Here’s the cropped screenshot after the additional processing: Screenshot

Let’s see if that’s improved anything.

Level 2 Ship Equipment Certification:

Yes
Volume: 1
Ship Component
Armor: 113.3/‘1133
Hitpoints: 1133/1133
Reactor Energy Drain: 998.?
Mass: 1654.8

Capacitor Energy: 648.3/‘6483
Recharge Rate: 25.3

Reverse Engineering Level: 2

This is a weapon capacitor. Every shot tila'
weapon fires will drain energy from the

Amazing, just a very quick tweak and things are becoming downright useful.

Not too bad, we’ll use it for now.

Step 4. Regex Time

Everybody’s favourite - Regex!

Okay, pretty straightforward - we want some numbers that occur after specific words and we want to save them into values.

E.g. var redRegex = /Drain:\s(\d*.\d)/gm; We want whatever decimal number that happens after the word ‘Drain’. We’ll then see if anything matches our redRegex pattern and assign it to a variable so we can compare it to the value in our lookup table.

Here is the lookup table for a Capacitor (it is responsible for how many times my spaceship’s laser can go pew pew)

var capacitorTable = {
    2: { red: 700, mass: 1300, energy: 950, recharge: 38 },
    4: { red: 800, mass: 3000, energy: 1000, recharge: 40 },
    6: { red: 800, mass: 7800, energy: 1300, recharge: 47 },
    10: { red: 800, mass: 38000, energy: 1600, recharge: 58 },
}
  • object key - What ‘Reverse Engineering Level’ the component is.
  • Red - Reactor Energy Drain. (smaller is better)
  • Mass - the mass of the component (smaller is better)
  • Energy - the maximum charge the capacitor can hold (bigger is better)
  • Recharge - how quickly the capacitor recharges (bigger is better)

5 The Numbers, What Do They mean?

The components in this game are all about balancing these values. Your spaceship has a mass that it can support. So for a given mass, e.g. 80,000 you want to put in the best components you can get that add up to less than that.
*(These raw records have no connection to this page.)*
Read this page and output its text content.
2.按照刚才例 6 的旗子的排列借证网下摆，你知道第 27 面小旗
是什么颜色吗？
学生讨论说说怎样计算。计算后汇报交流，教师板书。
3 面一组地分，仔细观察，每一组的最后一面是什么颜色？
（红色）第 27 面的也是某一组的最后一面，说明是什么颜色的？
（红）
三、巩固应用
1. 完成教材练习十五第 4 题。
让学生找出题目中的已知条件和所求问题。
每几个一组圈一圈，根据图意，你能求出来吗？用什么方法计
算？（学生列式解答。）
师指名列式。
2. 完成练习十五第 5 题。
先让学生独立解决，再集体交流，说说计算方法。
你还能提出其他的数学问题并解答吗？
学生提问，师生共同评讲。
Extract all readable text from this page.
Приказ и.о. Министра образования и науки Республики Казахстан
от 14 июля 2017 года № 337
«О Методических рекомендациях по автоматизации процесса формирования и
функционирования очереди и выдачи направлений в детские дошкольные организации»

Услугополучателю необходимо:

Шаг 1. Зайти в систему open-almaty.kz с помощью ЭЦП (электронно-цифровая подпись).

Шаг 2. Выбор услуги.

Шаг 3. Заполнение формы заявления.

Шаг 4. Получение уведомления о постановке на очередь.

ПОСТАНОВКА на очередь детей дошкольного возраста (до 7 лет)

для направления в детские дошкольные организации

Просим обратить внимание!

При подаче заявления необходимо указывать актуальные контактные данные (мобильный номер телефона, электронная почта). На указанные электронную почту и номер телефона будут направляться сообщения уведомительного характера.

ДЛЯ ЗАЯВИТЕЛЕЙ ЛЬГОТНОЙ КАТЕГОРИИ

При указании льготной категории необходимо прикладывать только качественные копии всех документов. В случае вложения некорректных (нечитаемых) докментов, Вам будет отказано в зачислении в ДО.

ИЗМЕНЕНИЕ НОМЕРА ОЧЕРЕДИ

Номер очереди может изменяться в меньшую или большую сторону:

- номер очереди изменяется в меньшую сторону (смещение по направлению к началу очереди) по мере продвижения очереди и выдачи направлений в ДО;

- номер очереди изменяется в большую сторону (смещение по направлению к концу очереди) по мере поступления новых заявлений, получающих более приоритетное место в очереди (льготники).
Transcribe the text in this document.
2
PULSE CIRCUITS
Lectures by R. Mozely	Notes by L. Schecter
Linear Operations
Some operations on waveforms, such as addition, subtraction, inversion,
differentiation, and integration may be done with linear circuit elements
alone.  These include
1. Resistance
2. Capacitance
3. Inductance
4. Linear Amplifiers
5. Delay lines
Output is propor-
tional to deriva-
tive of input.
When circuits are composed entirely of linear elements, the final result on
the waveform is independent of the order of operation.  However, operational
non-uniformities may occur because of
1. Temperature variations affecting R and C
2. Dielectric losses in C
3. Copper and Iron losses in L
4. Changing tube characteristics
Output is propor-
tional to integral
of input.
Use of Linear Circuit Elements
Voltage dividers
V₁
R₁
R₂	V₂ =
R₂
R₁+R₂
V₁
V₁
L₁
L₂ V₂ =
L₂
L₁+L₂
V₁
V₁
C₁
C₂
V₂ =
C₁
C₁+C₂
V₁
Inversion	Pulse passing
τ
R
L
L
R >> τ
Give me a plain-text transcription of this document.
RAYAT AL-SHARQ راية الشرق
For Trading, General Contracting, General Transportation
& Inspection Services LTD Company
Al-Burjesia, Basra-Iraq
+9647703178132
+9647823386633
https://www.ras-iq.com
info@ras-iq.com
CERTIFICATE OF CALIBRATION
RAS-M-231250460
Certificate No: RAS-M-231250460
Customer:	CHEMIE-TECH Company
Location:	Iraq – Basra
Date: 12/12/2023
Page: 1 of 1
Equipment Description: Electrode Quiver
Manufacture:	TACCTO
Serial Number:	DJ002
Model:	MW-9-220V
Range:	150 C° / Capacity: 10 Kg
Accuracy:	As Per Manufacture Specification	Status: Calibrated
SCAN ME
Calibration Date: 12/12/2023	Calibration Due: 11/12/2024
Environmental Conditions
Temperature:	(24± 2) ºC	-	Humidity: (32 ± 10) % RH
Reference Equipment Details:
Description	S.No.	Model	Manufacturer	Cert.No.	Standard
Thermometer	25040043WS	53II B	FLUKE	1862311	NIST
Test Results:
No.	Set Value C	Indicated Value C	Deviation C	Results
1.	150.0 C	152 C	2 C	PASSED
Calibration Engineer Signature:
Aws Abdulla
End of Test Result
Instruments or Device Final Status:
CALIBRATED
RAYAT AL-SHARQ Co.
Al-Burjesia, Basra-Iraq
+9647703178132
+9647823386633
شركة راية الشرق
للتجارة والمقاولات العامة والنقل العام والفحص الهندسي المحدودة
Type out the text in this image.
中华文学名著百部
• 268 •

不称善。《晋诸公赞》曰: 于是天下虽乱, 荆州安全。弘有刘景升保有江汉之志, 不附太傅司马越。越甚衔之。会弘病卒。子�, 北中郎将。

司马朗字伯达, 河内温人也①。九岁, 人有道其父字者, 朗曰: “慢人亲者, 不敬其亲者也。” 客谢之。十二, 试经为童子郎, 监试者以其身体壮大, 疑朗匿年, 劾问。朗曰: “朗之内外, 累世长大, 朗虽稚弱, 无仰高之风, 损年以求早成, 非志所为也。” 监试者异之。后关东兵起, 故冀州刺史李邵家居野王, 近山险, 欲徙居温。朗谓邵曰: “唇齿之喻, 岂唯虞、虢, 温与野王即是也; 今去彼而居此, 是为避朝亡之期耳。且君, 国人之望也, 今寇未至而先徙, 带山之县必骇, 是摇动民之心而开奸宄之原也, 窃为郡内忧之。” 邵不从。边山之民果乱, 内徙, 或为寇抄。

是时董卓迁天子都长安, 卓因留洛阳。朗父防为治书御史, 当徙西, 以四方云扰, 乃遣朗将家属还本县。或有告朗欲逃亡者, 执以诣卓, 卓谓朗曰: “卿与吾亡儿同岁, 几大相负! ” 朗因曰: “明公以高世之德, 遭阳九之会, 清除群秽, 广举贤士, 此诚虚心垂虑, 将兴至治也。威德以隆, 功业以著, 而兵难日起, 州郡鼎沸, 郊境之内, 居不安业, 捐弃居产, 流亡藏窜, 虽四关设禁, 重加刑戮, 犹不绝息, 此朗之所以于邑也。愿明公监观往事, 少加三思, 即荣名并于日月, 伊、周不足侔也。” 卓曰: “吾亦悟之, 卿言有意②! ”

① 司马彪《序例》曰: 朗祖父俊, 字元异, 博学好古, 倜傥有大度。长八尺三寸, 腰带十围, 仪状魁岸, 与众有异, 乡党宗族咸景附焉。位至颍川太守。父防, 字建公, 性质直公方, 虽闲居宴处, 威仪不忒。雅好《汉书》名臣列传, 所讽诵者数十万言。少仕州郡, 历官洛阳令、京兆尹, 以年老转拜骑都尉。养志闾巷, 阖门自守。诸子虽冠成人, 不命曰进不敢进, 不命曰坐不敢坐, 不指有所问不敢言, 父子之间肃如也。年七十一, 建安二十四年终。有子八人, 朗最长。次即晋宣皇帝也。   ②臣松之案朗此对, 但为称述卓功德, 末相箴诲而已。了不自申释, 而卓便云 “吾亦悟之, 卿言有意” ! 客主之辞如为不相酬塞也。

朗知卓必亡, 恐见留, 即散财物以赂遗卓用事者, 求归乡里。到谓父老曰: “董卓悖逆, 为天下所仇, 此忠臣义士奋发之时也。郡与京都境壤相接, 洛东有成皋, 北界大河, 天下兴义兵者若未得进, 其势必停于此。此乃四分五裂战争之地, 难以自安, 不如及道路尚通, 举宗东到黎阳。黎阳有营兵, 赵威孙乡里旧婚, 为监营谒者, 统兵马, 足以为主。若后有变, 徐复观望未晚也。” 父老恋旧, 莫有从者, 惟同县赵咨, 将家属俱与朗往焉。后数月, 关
Your ship also has a reactor, which can only generate so much energy. Components that have lower drain and mass, while still having good damage or speed, are the components we are interested in.

So now that we’ve pulled the values out and we have all the data in our lookup tables, it’s just a few straight if statements to see if we’ve got a component worth keeping.

My program uses chalk to log the values out to the console in different colours if they are above or below the thresholds defined in our lookup tables.

E.g. Console Output

THE END

We managed to build a needlessly complex program that achieves something I could do in my head with just a little more practice. But then, any programmer worth their salt should always be looking for ways to ‘simplify’ their life.